Risk-Adjusted Performance

3 of 100

 
Weak
 
Strong
Insignificant
Compared to the overall equity markets, risk-adjusted returns on investments in Atlas Copco A are ranked lower than 3 (%) of all global equities and portfolios over the last 90 days. Despite nearly stable basic indicators, Atlas Copco is not utilizing all of its potentials. The newest stock price disturbance, may contribute to mid-run losses for the stockholders.
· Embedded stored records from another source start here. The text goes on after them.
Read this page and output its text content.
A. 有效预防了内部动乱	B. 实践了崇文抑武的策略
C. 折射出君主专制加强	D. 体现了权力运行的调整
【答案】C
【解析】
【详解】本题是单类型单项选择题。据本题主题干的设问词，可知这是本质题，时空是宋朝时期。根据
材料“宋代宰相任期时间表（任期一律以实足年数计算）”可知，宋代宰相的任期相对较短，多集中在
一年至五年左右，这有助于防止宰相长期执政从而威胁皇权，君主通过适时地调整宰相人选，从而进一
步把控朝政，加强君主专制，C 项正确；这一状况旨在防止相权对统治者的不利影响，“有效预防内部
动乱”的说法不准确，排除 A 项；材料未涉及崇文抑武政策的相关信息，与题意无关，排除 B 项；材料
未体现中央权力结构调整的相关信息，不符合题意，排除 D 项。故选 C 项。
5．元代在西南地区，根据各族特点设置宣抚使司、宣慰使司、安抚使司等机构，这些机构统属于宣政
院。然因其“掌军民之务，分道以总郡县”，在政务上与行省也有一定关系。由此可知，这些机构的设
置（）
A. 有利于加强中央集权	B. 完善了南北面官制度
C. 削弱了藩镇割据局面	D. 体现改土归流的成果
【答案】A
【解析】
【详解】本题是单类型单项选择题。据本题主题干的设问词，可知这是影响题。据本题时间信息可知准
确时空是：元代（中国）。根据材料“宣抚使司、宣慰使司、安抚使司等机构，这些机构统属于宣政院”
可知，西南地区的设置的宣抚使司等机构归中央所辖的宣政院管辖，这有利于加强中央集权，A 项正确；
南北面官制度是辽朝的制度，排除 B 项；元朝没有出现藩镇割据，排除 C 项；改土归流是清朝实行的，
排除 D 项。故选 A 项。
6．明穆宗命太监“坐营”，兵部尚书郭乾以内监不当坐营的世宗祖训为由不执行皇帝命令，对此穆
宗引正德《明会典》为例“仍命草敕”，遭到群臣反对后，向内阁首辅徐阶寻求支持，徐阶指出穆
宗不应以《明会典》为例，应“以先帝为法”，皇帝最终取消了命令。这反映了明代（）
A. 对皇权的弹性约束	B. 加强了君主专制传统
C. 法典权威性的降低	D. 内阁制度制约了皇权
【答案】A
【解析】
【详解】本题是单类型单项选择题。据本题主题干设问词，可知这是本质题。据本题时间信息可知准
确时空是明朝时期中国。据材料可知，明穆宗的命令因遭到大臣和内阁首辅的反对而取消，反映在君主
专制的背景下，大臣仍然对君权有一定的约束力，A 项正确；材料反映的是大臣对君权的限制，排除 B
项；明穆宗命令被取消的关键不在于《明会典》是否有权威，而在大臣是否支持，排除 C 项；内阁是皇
Broadwind and Atlas Copco Volatility Contrast

   Predicted Return Density   
       Returns  

Pair Trading with Broadwind and Atlas Copco

The main advantage of trading using opposite Broadwind and Atlas Copco positions is that it hedges away some unsystematic risk. Because of two separate transactions, even if Broadwind position performs unexpectedly, Atlas Copco can make up some of the losses. Pair trading also minimizes risk from directional movements in the market. For example, if an entire industry or sector drops because of unexpected headlines, the short position in Atlas Copco will offset losses from the drop in Atlas Copco's long position.
The idea behind Broadwind and Atlas Copco A pairs trading is to make the combined position market-neutral, meaning the overall market's direction will not affect its win or loss (or potential downside or upside). This can be achieved by designing a pairs trade with two highly correlated stocks or equities that operate in a similar space or sector, making it possible to obtain profits through simple and relatively low-risk investment.
Check out your portfolio center.
Note that this page's information should be used as a complementary analysis to find the right mix of equity instruments to add to your existing portfolios or create a brand new portfolio. You can also try the AI Portfolio Architect module to use AI to generate optimal portfolios and find profitable investment opportunities.